Neuer Handelskrieg zwischen EU und USA

Freiheit für die Rinder!

"Freiheit!" lautet der Schlachtruf des Freiheitskämpfers. Denn Freiheit ist das höchste Gut. Und kein Preis ist zu hoch, wenn es um die Freiheit des Welthandels geht. Nichts darf den freien Warenverkehr aufhalten - und schon gar nicht hormonbelastete Rinder.

Freie Bananenexporte in die EU haben die USA vor dem Gerichtshof der Welthandelsorganisation (WTO) schon erkämpfen können, nun ist ein weiterer Handelsstreit eskaliert. Diesmal geht es um hormonbehandeltes Rinderfleisch. Seit zehn Jahren ist dessen Einfuhr in die Europäische Union verboten. Jetzt planen die USA, Strafzölle auf EU-Lebensmittelimporte zu verhängen, um den Alten Kontinent zur Einfuhr des US-Fleischs zu zwingen.

Die Hormone beschleunigen das Wachstum der Kälber um 15 bis 20 Prozent, doch nach Ansicht der Brüsseler Handelskommission fördern sie möglicherweise auch Krebs, Wachstumsstörungen und Erbgutschäden - und zwar bei den Endverbrauchern. Die WTO hält dies aber bisher für eine unbewiesene Behauptung und hatte daher Anfang des Jahres die EU aufgefordert, bis zum 13. Mai die angebliche Gesundheitsgefährdung zu belegen. Die EU hatte daraufhin gleich 17 Studien in Auftrag gegeben; am Stichtag lag allerdings erst eine davon vor. Ein weiteres Dutzend soll bis Ende des Jahres fertig sein, der Rest wird vermutlich erst im Frühjahr 2000 folgen. Für etwa ein Jahr wollten die Union und die USA daher eine Übergangslösung finden.

Als jedoch vor kurzem bei Stichproben selbst in "garantiert hormonfreiem" US-Fleisch Hormonrückstände nachgewiesen wurden, haben die Europäer ein generelles Einfuhrverbot ab Mitte Juni angekündigt. Daß ihr dabei nur die Gesundheit der Verbraucher am Herzen liegt, darf getrost bezweifelt werden, denn natürlich hat sie auch ein Interesse am Schutz der heimischen Landwirtschaft. Schon beim Importverbot für Hormonfleisch dürfte das ein wichtiges Motiv gewesen sein. Hinzu kommt, daß die Verbraucher in der EU seit der Hysterie um den Rinderwahnsinn besonders sensibel auf dieses Thema reagieren.

Weil die EU das Importverbot bis zum Stichtag nicht aufgehoben hat, beantragen die Vereinigten Staaten nun Strafzölle auf europäische Waren bei der WTO. Die Organisation muß über den Antrag bis Mitte Juni entscheiden, schon kurz danach könnten die Sanktionen in Kraft treten. Dem amerikanischen Unterhändler für Agrarfragen, Peter Scher, zufolge, hat sein Land nach den WTO-Regeln das Recht, Märkte für EU-Waren im Volumen der Exportausfälle zu schließen. Auf Güter im Wert von 200 Millionen Dollar sollen daher bis zu 100 Prozent aufgeschlagen werden. Und 1989, vor dem Beginn des Embargos, hatten die US-Ausfuhren von Rindfleisch in die EU einen Gegenwert von 100 Millionen Dollar.
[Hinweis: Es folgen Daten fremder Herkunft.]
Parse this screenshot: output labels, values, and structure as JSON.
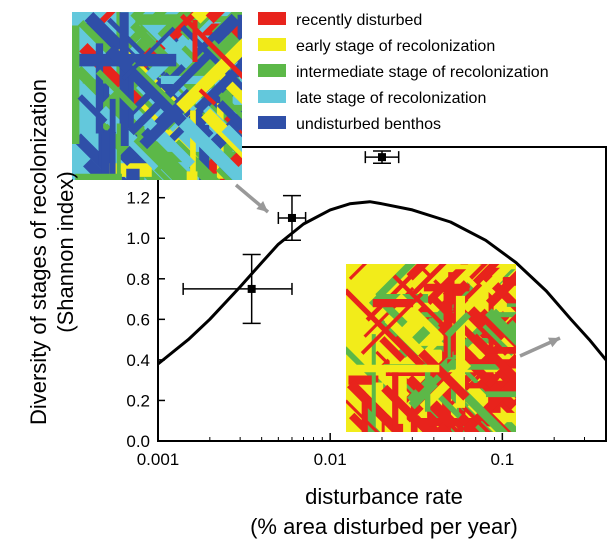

Der Bundesverband der deutschen Ernährungsindustrie befürchtet, daß die Lebensmittelexporte in die USA im Falle von Sanktionen zusammenbrechen werden. Bereits im Februar hätten die Handelshemmnisse der Vereinigten Staaten im Streit um die EU-Bananenmarktordnung zum Einbruch bei europäischen Exporten von Käse, Keksen, Fruchtsäften, Spirituosen, Wein und anderen exquisiten Lebensmitteln geführt. Für die Freiheit des Warenverkehrs ist die Regierung in Washington sogar bereit, auf den französischen Roten zu verzichten.